Iside tra noi – prima parte

“Iside tra noi”

Sotto l’acqua e sott’al vento
sotto omne malo tempo

PARTE PRIMA

L’isismo ha lasciato molte più tracce di quanto si possa immaginare nelle tradizioni religiose e popolari, a cominciare dal culto mariano della Mater lactans, dalle litanie, dai carri di carnevale (carrus navalis) dalle vare che trasportano in processione i simulacri dei Santi, fino ad altre espressioni della cultura tradizionale di cui si ha ancora memoria. Per tracciarne una mappa cominciamo da quelle beneventane.

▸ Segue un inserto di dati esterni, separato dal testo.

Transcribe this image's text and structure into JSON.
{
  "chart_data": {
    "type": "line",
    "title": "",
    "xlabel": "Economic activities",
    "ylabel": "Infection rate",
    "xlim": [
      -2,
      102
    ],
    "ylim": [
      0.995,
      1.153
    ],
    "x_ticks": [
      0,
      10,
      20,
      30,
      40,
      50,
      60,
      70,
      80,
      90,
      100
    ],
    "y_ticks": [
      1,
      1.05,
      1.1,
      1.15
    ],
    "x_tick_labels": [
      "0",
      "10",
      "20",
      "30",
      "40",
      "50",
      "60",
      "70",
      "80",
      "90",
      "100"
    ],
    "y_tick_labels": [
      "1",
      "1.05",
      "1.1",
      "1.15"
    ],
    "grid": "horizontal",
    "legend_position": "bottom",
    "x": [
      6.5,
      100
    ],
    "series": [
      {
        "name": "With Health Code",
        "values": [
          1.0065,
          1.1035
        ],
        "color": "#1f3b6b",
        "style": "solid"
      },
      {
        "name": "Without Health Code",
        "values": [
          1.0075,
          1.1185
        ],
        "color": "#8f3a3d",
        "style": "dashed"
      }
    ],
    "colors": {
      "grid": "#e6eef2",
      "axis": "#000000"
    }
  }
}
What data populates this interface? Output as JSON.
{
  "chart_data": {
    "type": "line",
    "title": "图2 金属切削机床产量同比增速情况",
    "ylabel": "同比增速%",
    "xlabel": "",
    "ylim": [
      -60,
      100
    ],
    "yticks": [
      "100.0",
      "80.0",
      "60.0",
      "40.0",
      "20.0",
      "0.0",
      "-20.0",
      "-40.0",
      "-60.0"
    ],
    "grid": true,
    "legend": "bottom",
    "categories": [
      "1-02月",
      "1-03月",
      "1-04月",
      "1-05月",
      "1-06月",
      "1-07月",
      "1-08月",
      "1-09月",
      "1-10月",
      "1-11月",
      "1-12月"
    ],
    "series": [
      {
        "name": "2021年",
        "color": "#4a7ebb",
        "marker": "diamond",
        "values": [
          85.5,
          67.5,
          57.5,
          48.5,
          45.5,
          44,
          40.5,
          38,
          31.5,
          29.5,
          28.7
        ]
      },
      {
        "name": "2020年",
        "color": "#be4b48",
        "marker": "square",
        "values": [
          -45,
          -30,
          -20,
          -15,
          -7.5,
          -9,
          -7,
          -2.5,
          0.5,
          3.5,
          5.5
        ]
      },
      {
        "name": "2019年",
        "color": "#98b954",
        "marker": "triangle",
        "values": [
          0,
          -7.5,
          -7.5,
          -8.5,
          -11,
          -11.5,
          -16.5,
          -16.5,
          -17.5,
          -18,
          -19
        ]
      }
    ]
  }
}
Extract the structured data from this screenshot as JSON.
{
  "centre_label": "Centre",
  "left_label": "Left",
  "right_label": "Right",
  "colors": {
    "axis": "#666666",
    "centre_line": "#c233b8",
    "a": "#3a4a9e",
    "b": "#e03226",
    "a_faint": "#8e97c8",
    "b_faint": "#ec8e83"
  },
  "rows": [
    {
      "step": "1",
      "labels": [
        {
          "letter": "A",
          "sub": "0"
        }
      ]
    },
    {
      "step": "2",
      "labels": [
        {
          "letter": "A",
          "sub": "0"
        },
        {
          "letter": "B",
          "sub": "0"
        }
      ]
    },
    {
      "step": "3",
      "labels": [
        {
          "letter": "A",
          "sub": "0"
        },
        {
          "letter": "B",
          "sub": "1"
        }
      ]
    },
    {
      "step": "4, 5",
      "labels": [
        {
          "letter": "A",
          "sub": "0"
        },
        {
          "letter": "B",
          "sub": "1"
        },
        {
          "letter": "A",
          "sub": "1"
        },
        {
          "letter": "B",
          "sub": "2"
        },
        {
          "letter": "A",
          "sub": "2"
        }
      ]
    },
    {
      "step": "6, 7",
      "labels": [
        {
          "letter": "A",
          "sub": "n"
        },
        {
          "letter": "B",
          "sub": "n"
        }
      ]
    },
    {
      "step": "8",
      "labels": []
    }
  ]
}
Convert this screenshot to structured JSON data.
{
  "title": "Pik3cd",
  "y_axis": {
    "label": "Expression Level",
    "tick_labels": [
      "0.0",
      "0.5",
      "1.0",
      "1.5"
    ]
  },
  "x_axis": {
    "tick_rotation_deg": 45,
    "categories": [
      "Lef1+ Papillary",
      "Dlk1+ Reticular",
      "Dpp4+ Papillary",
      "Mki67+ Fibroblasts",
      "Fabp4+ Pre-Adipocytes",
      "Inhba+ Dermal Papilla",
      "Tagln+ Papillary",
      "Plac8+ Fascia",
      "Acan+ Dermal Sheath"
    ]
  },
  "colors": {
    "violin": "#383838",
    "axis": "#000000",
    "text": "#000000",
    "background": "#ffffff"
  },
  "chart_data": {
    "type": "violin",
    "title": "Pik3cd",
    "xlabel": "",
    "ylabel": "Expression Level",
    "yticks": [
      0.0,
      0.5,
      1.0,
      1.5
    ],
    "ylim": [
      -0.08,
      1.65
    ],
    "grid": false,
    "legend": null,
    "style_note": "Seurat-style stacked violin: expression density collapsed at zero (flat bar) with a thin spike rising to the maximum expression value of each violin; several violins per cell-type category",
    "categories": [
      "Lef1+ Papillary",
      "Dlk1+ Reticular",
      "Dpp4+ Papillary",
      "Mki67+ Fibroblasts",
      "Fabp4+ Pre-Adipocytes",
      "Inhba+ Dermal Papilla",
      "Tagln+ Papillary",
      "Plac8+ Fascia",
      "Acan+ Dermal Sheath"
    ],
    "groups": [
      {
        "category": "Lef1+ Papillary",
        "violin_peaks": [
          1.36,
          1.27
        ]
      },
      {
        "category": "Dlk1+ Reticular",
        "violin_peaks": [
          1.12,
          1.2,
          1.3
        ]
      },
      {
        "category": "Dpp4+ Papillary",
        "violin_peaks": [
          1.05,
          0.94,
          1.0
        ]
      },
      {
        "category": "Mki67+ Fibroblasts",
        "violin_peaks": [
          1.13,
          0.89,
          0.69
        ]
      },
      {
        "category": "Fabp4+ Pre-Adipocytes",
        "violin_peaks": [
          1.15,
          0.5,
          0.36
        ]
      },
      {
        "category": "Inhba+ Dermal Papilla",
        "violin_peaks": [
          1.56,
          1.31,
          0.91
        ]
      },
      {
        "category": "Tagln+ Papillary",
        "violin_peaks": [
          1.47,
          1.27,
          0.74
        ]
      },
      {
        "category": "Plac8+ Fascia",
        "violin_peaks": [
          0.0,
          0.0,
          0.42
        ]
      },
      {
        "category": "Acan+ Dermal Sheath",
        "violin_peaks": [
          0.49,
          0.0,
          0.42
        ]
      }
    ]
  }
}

Secondo una diffusa opinione la magia di Iside troverebbe il prosieguo più singolare nelle Janare di Benevento, città che ebbe un iseo e un canopo, celebri per struttura architettonica e apparato decorativo, e che Hans Wolfgang Müller, che ad essi ha dedicato un fondamentale studio, giudica “la testimonianza più omogenea esistente su suolo italiano”.

Per comprendere come e perché le sacerdotesse di questa dea si siano trasformate nelle streghe che si riuniscono sotto il noce, occorre riassumere brevemente la storia della città, che è a strati.

Quello più antico data al X secolo a. C., quando vi si stabilirono i Sanniti, bellicosa tribù italica che vi giunse seguendo il toro bianco del Ver sacrum. Scelto un territorio lambito da due fiumi (il Calore e il sabato) vi fondarono l’arce di Maloenton, un nome misterioso che sembra faccia riferimento al radicale indoeuropeo mal (pietra) e che pertanto stia a significare “città fondata sulla pietra”.  Popolo fortemente religioso rivolgeva la sua pietas ad un universo soprannaturale che si manifestava nei loca sacra, (boschi, acque, montagne) popolati di divinità e spiriti.

L’espressione più significativa della loro cultura resta però l’esercito, guidato dal Meddix Tuticus, più sacerdote che stratega, nei cui ranghi era compresa la formidabile legio Linteata, corpo militare scelto ed iniziatico, formato da giovani aristocratici, educati fin dall’infanzia a considerare l’eroismo un atto di sacratio deorum. Livio parla di splendide armature, di tuniche colorate, di cimieri piumati e dell’uso di tingersi il viso di rosso per incutere terrore al nemico.

Il secondo strato ha inizio intorno al IV secolo a. C. quando i Romani cominciarono a pensare di sottometterli, cosa assai ardua, tanto che ci provarono per tre secoli senza riuscirci mai del tutto.

Dopo un primo round alle Forche Caudine (321 a.C.) dove i Sanniti obbligarono i Romani, vinti e “inermes cum singulis vestimentis” alla disonorevole subjugatio, la guerra continuò tra alterne vicende fino a quando dal 91 costituirono una lega con gli altri popoli italici, fondarono una repubblica che chiamarono Italia, con capitale a Corfiniumn e, per far vedere chi erano, schierarono la rutilante legio Linteata. Terminò che tra morti eroiche da ambo le parti, si trovò un accordo e i Sanniti ottennero la cittadinanza de iure che in fondo era quello che volevano.

La terza fase comincia con Flavio Belisario che, durante la guerra greco-gotica (535 – 554) tentando di controllare i territori grecofoni peninsulari con le truppe mercenarie, vi stanziarono un contingente militare formato da Longobard, i quali qualche anno dopo con il nobile arimanno Zotone, ne fecero la capitale del ducato più meridionale della Langobardia minor.

Sanniti e Longobardi, avendo caratteri e, in un certo senso anche cultura, molto simili, vissero in perfetto accordo, tanto che ancora oggi, per alcune consuetudini e tradizioni, molto diverse da quelle campane, si parla di enclave sannitico longobarda.